I decided to run an istio-proxy
on the prometheus
workload, and use a shared volume between istio-proxy
and prometheus
to share the certs that istio-proxy
would get via SDS. This was easier said than done.
Adding an istio-proxy to Prometheus
The first thing we need to do is ensure that the prometheus StatefulSet
runs an istio proxy. I did this by adding the following annotations:
sidecar.istio.io/inject: "true"
traffic.sidecar.istio.io/includeInboundPorts: ""
traffic.sidecar.istio.io/includeOutboundIPRanges: ""
Effectively they will cause a sidecar to be injected, but not configure any iptables interception.
Configuring istio-proxy to write Certificates to disk
We then need to configure istio-proxy
to write the certificates to disk (by default it won't) but most importantly, write them to a volume which can be shared with the main prometheus application. These are the annotations I used to do that:
proxy.istio.io/config: |
proxyMetadata:
OUTPUT_CERTS: /etc/istio-output-certs
sidecar.istio.io/userVolume: '[{"name": "istio-certs", "emptyDir": {"medium":"Memory"}}]'
sidecar.istio.io/userVolumeMount: '[{"name": "istio-certs", "mountPath": "/etc/istio-output-certs"}]'
The key part here is OUTPUT_CERTS
, which tells istio-proxy
to write the certificates received via SDS to that directory.

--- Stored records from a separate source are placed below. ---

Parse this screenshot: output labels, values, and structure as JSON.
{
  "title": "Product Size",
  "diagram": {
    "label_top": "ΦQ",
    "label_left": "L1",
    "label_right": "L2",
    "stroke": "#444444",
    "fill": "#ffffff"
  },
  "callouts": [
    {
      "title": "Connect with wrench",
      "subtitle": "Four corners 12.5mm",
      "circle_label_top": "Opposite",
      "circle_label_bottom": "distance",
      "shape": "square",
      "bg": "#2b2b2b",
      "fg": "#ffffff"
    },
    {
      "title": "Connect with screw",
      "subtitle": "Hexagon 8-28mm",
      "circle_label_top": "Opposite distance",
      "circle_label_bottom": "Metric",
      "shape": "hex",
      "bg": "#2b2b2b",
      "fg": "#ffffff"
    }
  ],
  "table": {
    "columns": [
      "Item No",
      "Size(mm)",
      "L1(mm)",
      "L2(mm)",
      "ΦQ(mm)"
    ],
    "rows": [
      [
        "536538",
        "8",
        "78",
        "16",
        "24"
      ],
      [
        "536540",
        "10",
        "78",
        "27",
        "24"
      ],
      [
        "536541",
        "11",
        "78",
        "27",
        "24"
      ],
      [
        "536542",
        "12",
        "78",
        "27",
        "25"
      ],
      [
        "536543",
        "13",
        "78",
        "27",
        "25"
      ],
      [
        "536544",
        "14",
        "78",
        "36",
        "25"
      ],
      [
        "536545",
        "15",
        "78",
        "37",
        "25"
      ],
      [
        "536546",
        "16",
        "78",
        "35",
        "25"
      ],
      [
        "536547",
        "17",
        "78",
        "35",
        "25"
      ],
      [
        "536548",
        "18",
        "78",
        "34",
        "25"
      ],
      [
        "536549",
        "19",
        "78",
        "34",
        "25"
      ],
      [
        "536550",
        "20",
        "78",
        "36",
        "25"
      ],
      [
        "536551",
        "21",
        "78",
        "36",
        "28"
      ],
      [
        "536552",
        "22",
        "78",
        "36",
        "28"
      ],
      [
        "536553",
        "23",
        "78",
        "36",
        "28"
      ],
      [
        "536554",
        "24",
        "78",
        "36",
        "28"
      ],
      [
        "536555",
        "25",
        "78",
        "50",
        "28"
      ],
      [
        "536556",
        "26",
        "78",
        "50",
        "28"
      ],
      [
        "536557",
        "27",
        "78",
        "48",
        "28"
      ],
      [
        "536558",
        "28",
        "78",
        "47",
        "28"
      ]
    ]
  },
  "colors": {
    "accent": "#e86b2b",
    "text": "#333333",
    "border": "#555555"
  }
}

Note: It's very important you don't use /etc/certs
for this path, see https://github.com/istio/istio/issues/28050
Reducing the istio-proxy footprint
I also added a Sidecar
resource to reduce the memory footprint of the proxy, as this proxy wasn't going to be used for any communication, it doesn't need any cluster configuration from istiod
other than a single mTLS host (see this issue), which in this case I'm using istiod
itself.
apiVersion: networking.istio.io/v1beta1
kind: Sidecar
metadata:
name: prometheus
namespace: app-metrics
spec:
egress:
- hosts:
- istio-system/istiod.istio-system.svc.cluster.local
workloadSelector:
labels:
app: prometheus
Ensuring no mTLS is used when talking to Prometheus
I added a PeerAuthentication
policy to ensure that any of my apps that talk directly to prometheus didn't attempt to do so over mTLS:
apiVersion: security.istio.io/v1beta1
kind: PeerAuthentication
metadata:
name: prometheus
namespace: app-metrics
spec:
mtls:
mode: DISABLE
selector:
matchLabels:
app: prometheus
Using the istio-proxy certificates in Prometheus
At this point, we have a sidecar which is writing the certificates to disk so I added a volumeMount on the prometheus StatefulSet for the istio certificates, which references the volume added by the sidecar injector:
volumeMounts:
- mountPath: /etc/prom-certs/
name: istio-certs
And also updated the prometheus.yaml
file to reference the new folder:
tls_config:
ca_file: /etc/prom-certs/root-cert.pem
cert_file: /etc/prom-certs/cert-chain.pem
key_file: /etc/prom-certs/key.pem
insecure_skip_verify: true
Conclusion
That should get your mTLS scrapes working again. I find it a bit annoying that I've had to make modifications to the injector config in order to get this working.